A Brief Meditation on Yeats and Our Center,
Hope Must Triumph Even Without Moral Leadership

"Turning and turning in the widening gyre
The falcon cannot hear the falconer;
Things fall apart; the centre cannot hold;..."

It is when we face human atrocity, the kind of moral outrage that comes upon us because _people_ can be so bereft of shared humanity, that we must speak not only from the heart but with clarity and with all of the facts. Watching Trump yesterday dissemble and then fail even _to comprehend_ the questions regarding the chemical weapons attack in Syria was more than we should bear. He couldn't command even the simplest political facts. Instead he blustered and boshed in incoherence and, of course, blamed President Obama again. How long can the center hold, even for his most sycophantic supporters? Should we be relieved that he didn't mention Arnold Schwarzenegger and Hillary too? The Tweet storm can't be far off. How do we retain even a modicum of respect for those who voted for this kind of leadership?

"Mere anarchy is loosed upon the world,
The blood-dimmed tide is loosed, and everywhere
The ceremony of innocence is drowned;"

Let us be clear too that our moral outrage is utterly incommensurate to our ability to provide a response in actions, much less a solution. McCain threatened to impeach President Obama if he put US troops at risk in Syria. And how would contributing to the violence accomplish much better when other world states and powerful regional movements have deep investments in the lies, the death, and place their own interests over the reality of children trembling, frothing, dying before their eyes too?
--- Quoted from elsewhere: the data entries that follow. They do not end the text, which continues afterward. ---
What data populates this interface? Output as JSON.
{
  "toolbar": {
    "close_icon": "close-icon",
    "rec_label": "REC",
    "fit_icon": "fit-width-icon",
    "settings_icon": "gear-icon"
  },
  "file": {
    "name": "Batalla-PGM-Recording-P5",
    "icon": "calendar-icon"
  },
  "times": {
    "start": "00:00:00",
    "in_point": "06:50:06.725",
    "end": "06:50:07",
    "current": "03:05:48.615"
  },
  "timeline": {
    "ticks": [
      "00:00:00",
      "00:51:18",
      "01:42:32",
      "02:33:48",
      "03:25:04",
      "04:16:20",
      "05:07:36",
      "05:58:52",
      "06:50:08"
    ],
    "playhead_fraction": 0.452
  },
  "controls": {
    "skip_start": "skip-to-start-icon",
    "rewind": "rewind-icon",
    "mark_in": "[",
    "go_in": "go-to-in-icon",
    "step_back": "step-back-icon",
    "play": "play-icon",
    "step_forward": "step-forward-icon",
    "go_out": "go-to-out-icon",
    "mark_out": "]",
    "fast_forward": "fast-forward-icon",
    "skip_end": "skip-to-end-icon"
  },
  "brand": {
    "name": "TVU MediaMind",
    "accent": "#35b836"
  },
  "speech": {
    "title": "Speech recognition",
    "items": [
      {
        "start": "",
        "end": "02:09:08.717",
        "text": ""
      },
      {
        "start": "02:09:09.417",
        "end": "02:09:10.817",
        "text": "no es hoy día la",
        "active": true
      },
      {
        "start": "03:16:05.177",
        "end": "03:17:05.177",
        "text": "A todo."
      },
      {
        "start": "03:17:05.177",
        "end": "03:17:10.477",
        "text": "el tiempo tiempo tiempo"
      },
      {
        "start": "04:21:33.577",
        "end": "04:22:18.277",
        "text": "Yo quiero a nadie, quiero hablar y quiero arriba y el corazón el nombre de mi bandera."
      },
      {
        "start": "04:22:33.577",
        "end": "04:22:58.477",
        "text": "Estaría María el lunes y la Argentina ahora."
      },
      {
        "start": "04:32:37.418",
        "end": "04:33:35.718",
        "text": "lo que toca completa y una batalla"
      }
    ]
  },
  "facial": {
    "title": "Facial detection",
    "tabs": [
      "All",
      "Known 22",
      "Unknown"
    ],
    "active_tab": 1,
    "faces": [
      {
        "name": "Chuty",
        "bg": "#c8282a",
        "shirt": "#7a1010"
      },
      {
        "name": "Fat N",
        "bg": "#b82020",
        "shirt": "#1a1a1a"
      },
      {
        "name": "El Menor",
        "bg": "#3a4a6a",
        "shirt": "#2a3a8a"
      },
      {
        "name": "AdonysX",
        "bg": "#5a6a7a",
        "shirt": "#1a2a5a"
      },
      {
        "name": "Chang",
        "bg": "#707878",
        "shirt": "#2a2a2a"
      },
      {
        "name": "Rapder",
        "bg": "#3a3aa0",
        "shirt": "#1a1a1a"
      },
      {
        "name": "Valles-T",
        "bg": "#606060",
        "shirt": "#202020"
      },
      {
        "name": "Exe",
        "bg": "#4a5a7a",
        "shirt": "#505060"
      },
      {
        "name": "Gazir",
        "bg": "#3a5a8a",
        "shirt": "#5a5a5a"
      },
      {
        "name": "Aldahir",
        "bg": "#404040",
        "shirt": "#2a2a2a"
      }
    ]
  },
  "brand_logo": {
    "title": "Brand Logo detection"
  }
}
What we can say we genuinely know about Trump is that he self-evidently _cannot_ grasp the situation. Those party to the crime are in control and, with Russia, in control of him.

"...A shape with lion body and the head of a man,
A gaze blank and pitiless as the sun,
Is moving its slow thighs, while all about it
Wind shadows of the indignant desert birds."

No matter what course of action we can or cannot take, we must first understand the basics of a situation to fathom what might come next. And this needs to happen soon. The time bomb is ticking, in Syria, in North Korea, and we are the fools being played by a fool. Our tragically incompetent leader has no center. But history does not so much repeat itself as bring us to ourselves, to those places and feelings we must grasp because the alternative and the consequences are far too dire to ignore.

"The darkness drops again but now I know
That twenty centuries of stony sleep
Were vexed to nightmare by a rocking cradle,
And what rough beast, its hour come round at last,
Slouches towards Bethlehem to be born?"

I reach this morning towards a sun hidden behind clouds in a deep, windy overcast spring. I can do little more than wait for the change that will come. But my heart aches and I know with all the clarity one can muster in such a time that we must summon everyone to hope and to action. We cannot wait for the best of us, we must enter the fray with who we have. We must understand what is before us and we must speak and implore action.

"...The best lack all conviction, while the worst
Are full of passionate intensity."

Let us come together with as much clarity of mind as we have passionate intensity because we need all of ourselves and each of us to listen more carefully to our inner voice of decency to gather the shards of truth. Our President provides no such possibility. It's up to us.